Подняли руки к познанью, к молчанью.
Ухом к земле неподвижно припав,
Внемлет горбун ожиданью, дыханью.

В роще косматый беззвучно дрожит.
Месяц упал в озаренные злаки.
Плачет ребенок. И ветер молчит.
Близко труба. И не видно во мраке.

Константин Бальмонт

Тайна горбуна

Ты, конечно, проходил
По обширным городам.
Много мраков и светил,
Много разных чудищ там.
Поглядишь и там и тут,
Видишь полчища людей.
Целый мир в любом замкнут,
Мир обманов и затей.
Почему у горбуна
Так насмешливо лицо?
В этом доме два окна,
Есть в нем дверь и есть крыльцо.
Что ж, войдем и поглядим.
В этом скрыто что-нибудь.
Если мы душою с ним,
Он не может дверь замкнуть.
Мы заходим в темный ход,
Видны знаки по стенам.
Опрокинут небосвод.
И немножко жутко нам!
Ум наш новостью смущен,
Искаженность манит нас.
Здесь нежданный свет зажжен,
Постоянный свет погас.
Кто вошел в такой уют,
К Сатане он бросил взгляд
В этой храмине поют,
И, как в храме, здесь кадят.
Кверху поднятым лицом
Примешь небо и весну.
Спину выгнувши кольцом,
Встретишь мрак и глубину.
И невольно душит смех,
И ликует как змея.
Оттого что тайный грех —
Оттененье бытия.
Оттого у горбуна
И насмешливо лицо.
Эта странная спина —
Сатанинское кольцо!

Дмитрий Борисович Кедрин

Горбун и поп

В честном храме опосля обедни,
Каждый день твердя одно и то ж,
Распинался толстый проповедник:
До чего, мол, божий мир хорош!
Хорошо, мол, бедным и богатым,
Рыбкам, птичкам в небе голубом!..
Тут и подошел к нему горбатый
Высохший урод с плешивым лбом.
Он сказал ему как можно кротче:
«Полно, батя! Далеко зашел!
Ты, мол, на меня взглянувши, отче,
Молви: все ли в мире хорошо?
Я-де в нем из самых из последних.
Жизнь моя пропала ни за грош!»
— «Не ропщи! — ответил проповедник. —
Для горбатого и ты хорош».

Николай Константинович Михайловский

К. Горбунов. Стихотворение, произнесенное автором на могиле H. K. Михайловскаго 30 января

Прощай, учитель наш! Прощай, борец,
Поднявший высоко свое над нами знамя,
Во храме Истины, как верный жрец,
Всю жизнь поддерживавший пламя!
Прощай, прощай, народа верный друг!
Ты умер, но живет твое святое дело:
Твоих учеников растет могучий круг, —
Вперед они глядят, как ты учил их, смело.
Вперед они идут,—туда, где луч зари
Блистал тебе наградой и приветом
И озарял отрадным, дивным светом
Свободы, равенства и братства алтари!
Вперед они идут!
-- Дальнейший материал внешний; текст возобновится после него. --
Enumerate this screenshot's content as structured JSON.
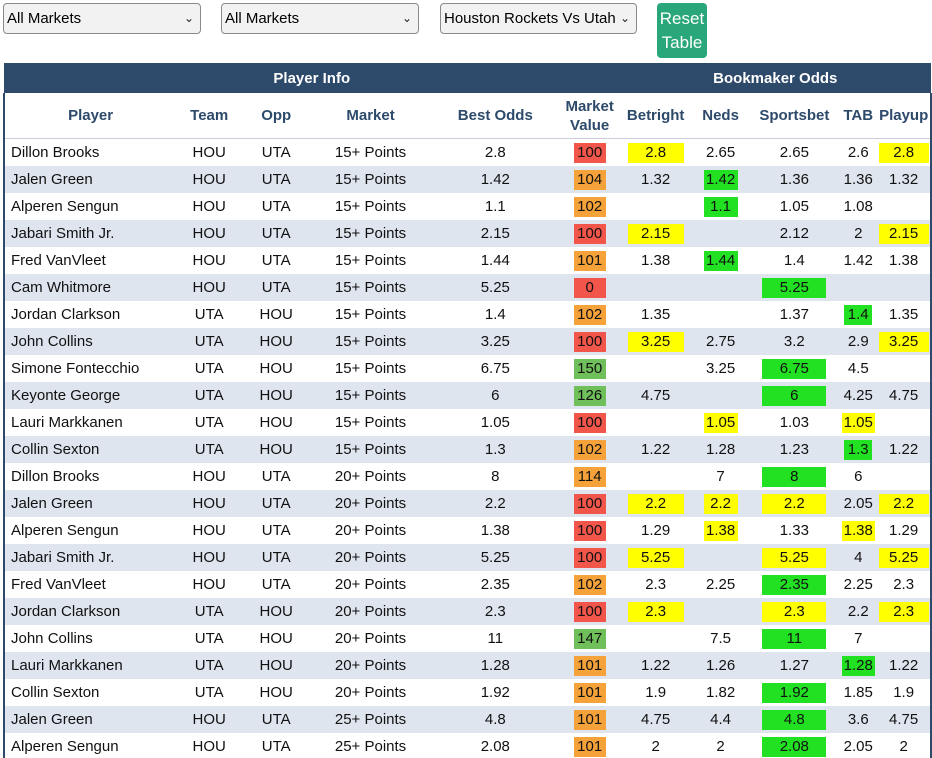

Когда-ж в пути их день
Затмится тучами печали иль сомненья,
Тогда, спеша, с улыбкой ободренья
К ним подойдет твоя, учитель, тень
И глянет им в глаза,—и жизни жаркой кровью
По жилам их огонь священный пробежит,
Сердца исполнятся могучею любовью,
И дружный клич «вперед!» отважно прозвучит.
Прощай, учитель наш! Прощай, борец,
Поднявший высоко свое над нами знамя,
Во храме Истины, как верный жрец,
Всю жизнь поддерживавший пламя!..

Пьер Жан Беранже

Невольники и куклы

В далекий край на пароходе
Купец рабов перевозил;
Но от кручины по свободе
Мор негров сотнями валил…
Пришлось приняться за леченье…
От скуки и от худобы
Одно лекарство — развлеченье…
Потешьтесь, добрые рабы!

И капитан распорядился:
Театр в мгновенье был готов;
Полишинель на нем явился
Для утешения рабов…
Сперва они, должно признаться,
Глядели мрачно, хмуря лбы…
Но вскоре стали улыбаться…
Потешьтесь, добрые рабы!..

Вот полицейский выступает,
Грозит он палкой горбуну…
Но сам горбун с ним в бой вступает
И сносит голову ему…
Хохочут зрители как дети —
Их веселит исход борьбы, —
Забыли цепи… все на свете…
Потешьтесь, добрые рабы!..

Явился черт и цветом черным
Рабов симпатию привлек…
Он сразу, с хохотом задорным,
Всех белых кукол в ад увлек…
Увидев в кукольной забаве
Намек на милости судьбы,
Рабы задумались о славе…
Потешьтесь, добрые рабы!..

Так, бедных негров забавляя,
Негроторговец груз сберег
И, барыши свои считая,
Себя назвать гуманным мог…
Подобной тактики примеры
С тех пор плодятся как грибы…
К чему, зачем крутые меры?
Потешьтесь, добрые рабы!..

Андрей Белый

Не тот

I

Сомненье, как луна, взошло опять,
и помысл злой
стоит, как тать, —
осенней мглой.

Над тополем, и в небе, и в воде
горит кровавый рог.
О, где Ты, где,
великий Бог!..

Откройся нам, священное дитя…
О, долго ль ждать,
шутить, грустя,
и умирать?

Над тополем погас кровавый рог.
В тумане Назарет.
Великий Бог!..
Ответа нет.

II

Восседает меж белых камней
на лугу с лучезарностью кроткой
незнакомец с лазурью очей,
с золотою бородкой.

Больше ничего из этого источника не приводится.